Changemakers Series

By on Oct 8, 2020 in People

Charlie Trefzger is no stranger to change.

Already this year, as president and CEO, he oversaw the rebrand of his company from Affinity Living Group to ALG Senior. At the same time, he reorganized his company’s operational structure. ALG communities now have more autonomy in how they operate, able to make decisions and take action without a set directive from headquarters.

That’s not to say that Trefzger and his team don’t support their communities, however. When the coronavirus first started making news, they instituted change after change to ensure resident safety. They reacted fast thanks to having prepared well in advance just for this sort of emergency.

“We implemented a pandemic flu policy some time ago. Since, we have tailored it to the COVID-19 policy, which is founded upon the CDC guidelines,” said Trefzger. “We’ve been drilling and practicing that for a good portion of the last year, and Lord have mercy, here we are right now dealing with it.”

In recognition of the transformations Trefzger has driven, Senior Housing News has inducted him into the 2020 class of Changemakers. Read on to learn what steps ALG took to slow the spread of COVID-19 and how he believes the pandemic will impact senior living going forward.

What have been the biggest changes that ALG Senior has made since COVID-19 hit in mid-March?

Gosh, what hasn’t changed?

There have been so many things that we’ve had to adapt to, such as visitation; narrowing our network of health care professionals; gathering data and having a greater reliance on data; the screening of our employees; using technology, both for visits as well as data-gathering and for activity programs; the need to address loneliness in our residents and trying to be innovative with visits.

Probably our biggest change is communication with our constituencies, our families, our residents, our staff, and our regulators and our public. Additionally, pivoting to ensuring the wellness of our residents by deploying infection control practices throughout our business has been extraordinarily important. Psychological health needs have also been extraordinarily important.

What lasting changes do you believe COVID-19 will bring to ALG or to the industry overall?

The further medicalization of assisted living. I think you’re going to see a greater and greater reliance on the health care support and care coordination that our business has to provide. I think you’re going to see the continued narrowing of the network of health care professionals coming into our buildings, and we have to narrow it.

The continued reliance on data and the ability to collect data by new means. I think all of us as an industry are going to have to become very adept at understanding what our data is telling us.

Marketing is changed forever. We are not going to be marketing like we have in the past with our sales folks. The world has shifted, and we pivoted early. I think that protective equipment and infection control will remain a very important part of the care of our residents and the expectation of our constituencies. Visits by our families are changed forever. We’re constantly thinking about how we do it.

What has been the biggest lesson learned so far during COVID-19, and how have you changed ALG’s operations as a result?

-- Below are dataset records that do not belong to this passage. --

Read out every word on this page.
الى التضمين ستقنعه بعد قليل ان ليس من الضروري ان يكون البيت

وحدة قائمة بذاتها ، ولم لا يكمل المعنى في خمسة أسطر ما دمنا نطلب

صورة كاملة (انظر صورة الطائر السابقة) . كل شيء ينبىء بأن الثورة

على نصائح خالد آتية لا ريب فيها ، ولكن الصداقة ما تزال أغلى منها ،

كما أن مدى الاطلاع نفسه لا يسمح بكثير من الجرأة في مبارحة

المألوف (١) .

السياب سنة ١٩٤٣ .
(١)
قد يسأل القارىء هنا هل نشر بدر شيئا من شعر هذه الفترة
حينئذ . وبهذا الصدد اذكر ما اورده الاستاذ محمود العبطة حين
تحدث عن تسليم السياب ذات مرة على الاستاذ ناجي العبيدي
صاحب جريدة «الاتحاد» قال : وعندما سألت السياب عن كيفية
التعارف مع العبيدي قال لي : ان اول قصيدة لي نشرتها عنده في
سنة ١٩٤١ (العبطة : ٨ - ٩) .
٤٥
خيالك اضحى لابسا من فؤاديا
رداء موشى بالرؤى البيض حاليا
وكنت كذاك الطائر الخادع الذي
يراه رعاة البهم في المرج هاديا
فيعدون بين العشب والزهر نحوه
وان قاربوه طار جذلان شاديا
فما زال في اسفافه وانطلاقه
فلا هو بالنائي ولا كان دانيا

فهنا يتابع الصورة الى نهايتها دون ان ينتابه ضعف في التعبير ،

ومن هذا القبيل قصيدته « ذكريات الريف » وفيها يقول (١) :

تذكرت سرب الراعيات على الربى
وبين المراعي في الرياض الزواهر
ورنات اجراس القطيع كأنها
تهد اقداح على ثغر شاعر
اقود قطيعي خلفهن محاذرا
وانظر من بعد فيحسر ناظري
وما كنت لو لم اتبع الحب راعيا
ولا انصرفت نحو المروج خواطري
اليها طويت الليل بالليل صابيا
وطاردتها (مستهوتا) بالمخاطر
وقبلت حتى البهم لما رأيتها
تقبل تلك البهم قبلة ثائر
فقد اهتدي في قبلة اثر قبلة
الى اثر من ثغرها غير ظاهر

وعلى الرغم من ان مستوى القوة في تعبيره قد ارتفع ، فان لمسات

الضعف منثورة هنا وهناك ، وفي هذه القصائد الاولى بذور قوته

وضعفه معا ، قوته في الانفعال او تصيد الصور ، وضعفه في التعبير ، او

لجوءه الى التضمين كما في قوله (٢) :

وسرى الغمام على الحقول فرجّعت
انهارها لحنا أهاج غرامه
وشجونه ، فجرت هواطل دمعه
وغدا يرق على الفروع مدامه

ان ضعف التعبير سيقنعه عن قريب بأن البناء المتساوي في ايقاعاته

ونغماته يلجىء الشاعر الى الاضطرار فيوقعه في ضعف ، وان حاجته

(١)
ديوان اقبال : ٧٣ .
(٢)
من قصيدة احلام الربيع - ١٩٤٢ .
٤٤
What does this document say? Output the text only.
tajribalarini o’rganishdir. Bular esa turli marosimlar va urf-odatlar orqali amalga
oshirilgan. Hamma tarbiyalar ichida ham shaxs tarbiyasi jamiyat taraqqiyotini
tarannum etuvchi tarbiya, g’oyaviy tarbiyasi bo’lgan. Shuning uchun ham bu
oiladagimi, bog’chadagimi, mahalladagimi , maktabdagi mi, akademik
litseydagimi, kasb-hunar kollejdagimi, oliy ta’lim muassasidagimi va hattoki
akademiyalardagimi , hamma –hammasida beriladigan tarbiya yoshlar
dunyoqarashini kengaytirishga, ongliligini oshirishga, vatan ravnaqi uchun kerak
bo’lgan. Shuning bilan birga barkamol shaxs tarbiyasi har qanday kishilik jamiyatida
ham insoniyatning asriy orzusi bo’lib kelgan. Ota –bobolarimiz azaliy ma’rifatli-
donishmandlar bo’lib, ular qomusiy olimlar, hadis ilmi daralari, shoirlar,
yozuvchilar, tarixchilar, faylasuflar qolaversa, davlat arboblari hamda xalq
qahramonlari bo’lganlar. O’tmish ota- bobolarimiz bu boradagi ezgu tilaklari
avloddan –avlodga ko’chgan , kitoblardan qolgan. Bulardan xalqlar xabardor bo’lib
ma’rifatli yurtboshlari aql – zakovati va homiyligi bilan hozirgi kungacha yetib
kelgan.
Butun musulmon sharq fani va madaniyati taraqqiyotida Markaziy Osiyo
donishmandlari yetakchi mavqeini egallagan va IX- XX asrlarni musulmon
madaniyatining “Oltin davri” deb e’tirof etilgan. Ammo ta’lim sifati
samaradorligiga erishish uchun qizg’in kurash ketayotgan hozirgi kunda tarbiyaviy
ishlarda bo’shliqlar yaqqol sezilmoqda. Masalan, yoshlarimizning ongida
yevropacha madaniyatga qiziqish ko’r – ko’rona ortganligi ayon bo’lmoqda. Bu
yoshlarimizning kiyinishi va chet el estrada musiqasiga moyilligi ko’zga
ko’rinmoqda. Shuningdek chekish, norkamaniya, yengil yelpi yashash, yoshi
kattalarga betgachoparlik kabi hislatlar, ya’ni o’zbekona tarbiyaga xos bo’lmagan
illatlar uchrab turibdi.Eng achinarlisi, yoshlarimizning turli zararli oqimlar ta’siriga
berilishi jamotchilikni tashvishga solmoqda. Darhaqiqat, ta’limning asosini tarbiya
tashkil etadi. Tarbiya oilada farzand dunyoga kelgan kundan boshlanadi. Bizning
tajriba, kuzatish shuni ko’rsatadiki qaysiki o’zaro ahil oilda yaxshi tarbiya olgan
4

Expect the unexpected. And this has been an awakening to not just our pandemic challenges, but challenges across the spectrum. I think we’ve learned this not just at ALG, but in our country and in our world. You have to be prepared for things you never dreamed could occur. We always had protective equipment, but we never had the volume of protective equipment that is required today. And having those supply chain relationships and the ability to gather that material quickly will help us ensure that this will never happen again.

We had zero flu outbreaks this year [as a result of our infection control protocols]. That is the sort of thing that we learned, and we’ll continue to learn and follow.

Data-gathering technology is so important. Right now, we’re using tablet computers to screen all of our employees coming into the buildings. And we know from a global perspective here at ALG Senior how they answered their questions, what their temperature and pulse oximeter readings were. But we also were able to compare that with our payroll records and ensure that everybody is screening properly. If you’re on the time clock, you better be through the screen.